All edges are reduced to customer grain, and the resulting GraphReduce feature vector is sent directly into a tabular foundation model (TabPFNClassifier) for .fit() and .predict().

Time Semantics

  • cut_date = 2023-06-30
  • X features: 365-day lookback window (2022-06-30 to 2023-06-30)
  • y target: 30-day look-forward window (2023-07-01 to 2023-07-30)
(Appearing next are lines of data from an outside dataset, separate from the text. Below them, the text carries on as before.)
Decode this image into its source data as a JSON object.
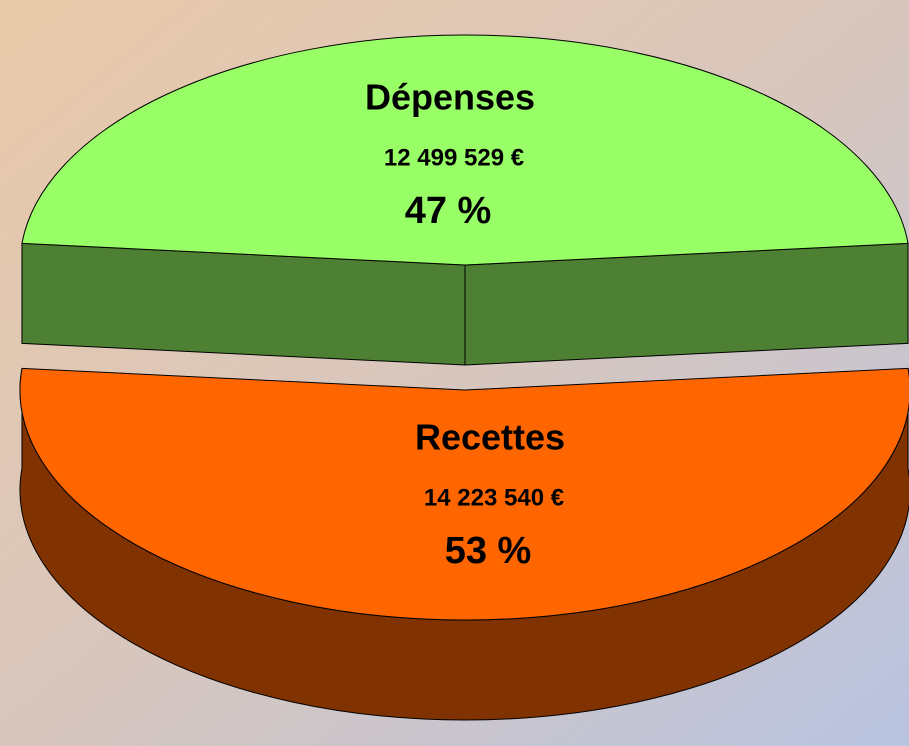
{
  "chart_data": {
    "type": "pie3d",
    "categories": [
      "Dépenses",
      "Recettes"
    ],
    "values": [
      47,
      53
    ],
    "value_labels": [
      "47 %",
      "53 %"
    ],
    "amount_labels": [
      "12 499 529 €",
      "14 223 540 €"
    ],
    "colors": [
      "#99ff66",
      "#ff6600"
    ],
    "exploded": [
      true,
      false
    ]
  }
}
Complete Example (pandas backend + TabPFNClassifier)

import datetime
from pathlib import Path

import pandas as pd
from sklearn.model_selection import train_test_split

from graphreduce.node import DynamicNode
from graphreduce.graph_reduce import GraphReduce
from graphreduce.enum import ComputeLayerEnum, PeriodUnit

# Optional dependency for this example:
# from tabpfn import TabPFNClassifier

data_path = Path("tests/data/cust_data")

cust_node = DynamicNode(
    fpath=str(data_path / "cust.csv"),
    fmt="csv",
    prefix="cust",
    date_key=None,
    pk="id",
)

orders_node = DynamicNode(
    fpath=str(data_path / "orders.csv"),
    fmt="csv",
    prefix="ord",
    date_key="ts",
    pk="id",
)

notifications_node = DynamicNode(
    fpath=str(data_path / "notifications.csv"),
    fmt="csv",
    prefix="not",
    date_key="ts",
    pk="id",
)

gr = GraphReduce(
    name="predictive_ai_tabpfn",
    parent_node=cust_node,
    fmt="csv",
    compute_layer=ComputeLayerEnum.pandas,
    auto_features=True,
    auto_labels=True,
    cut_date=datetime.datetime(2023, 6, 30),
    compute_period_unit=PeriodUnit.day,
    compute_period_val=365,
    label_node=orders_node,
    label_field="id",
    label_operation="count",
    label_period_unit=PeriodUnit.day,
    label_period_val=30,
    auto_feature_hops_back=3,
    auto_feature_hops_front=0,
)

gr.add_node(cust_node)
gr.add_node(orders_node)
gr.add_node(notifications_node)

gr.add_entity_edge(
    parent_node=cust_node,
    relation_node=orders_node,
    parent_key="id",
    relation_key="customer_id",
    relation_type="parent_child",
    reduce=True,
)

gr.add_entity_edge(
    parent_node=cust_node,
    relation_node=notifications_node,
    parent_key="id",
    relation_key="customer_id",
    relation_type="parent_child",
    reduce=True,
)

gr.do_transformations()
df = gr.parent_node.df.copy()

# Example y column detection strategy for count label from orders.
label_candidates = [c for c in df.columns if c.startswith("ord_") and "label" in c]
if not label_candidates:
    raise ValueError("Could not find label column automatically.")
target_col = label_candidates[0]

# Keep only numeric features for tabular modeling.
feature_cols = [
    c for c in df.columns
    if c != target_col and pd.api.types.is_numeric_dtype(df[c])
]

X = df[feature_cols].fillna(0.0)
y = (df[target_col] > 0).astype(int)  # binary target example

X_train, X_test, y_train, y_test = train_test_split(
    X, y, test_size=0.5, random_state=42, stratify=y
)

# Uncomment when TabPFN is available in your environment.
# model = TabPFNClassifier(device="cpu")
# model.fit(X_train, y_train)
# y_pred = model.predict(X_test)
# y_proba = model.predict_proba(X_test)[:, 1]

What To Expect

  • GraphReduce produces a parent-grain feature matrix (df) with one row per customer.
  • Feature columns (X) include aggregated behavior from orders and notifications.
  • Label column (y) is derived from orders.csv in the 30-day forward window.
  • The resulting feature vector can be fed directly into .fit() / .predict() for a tabular foundation model workflow.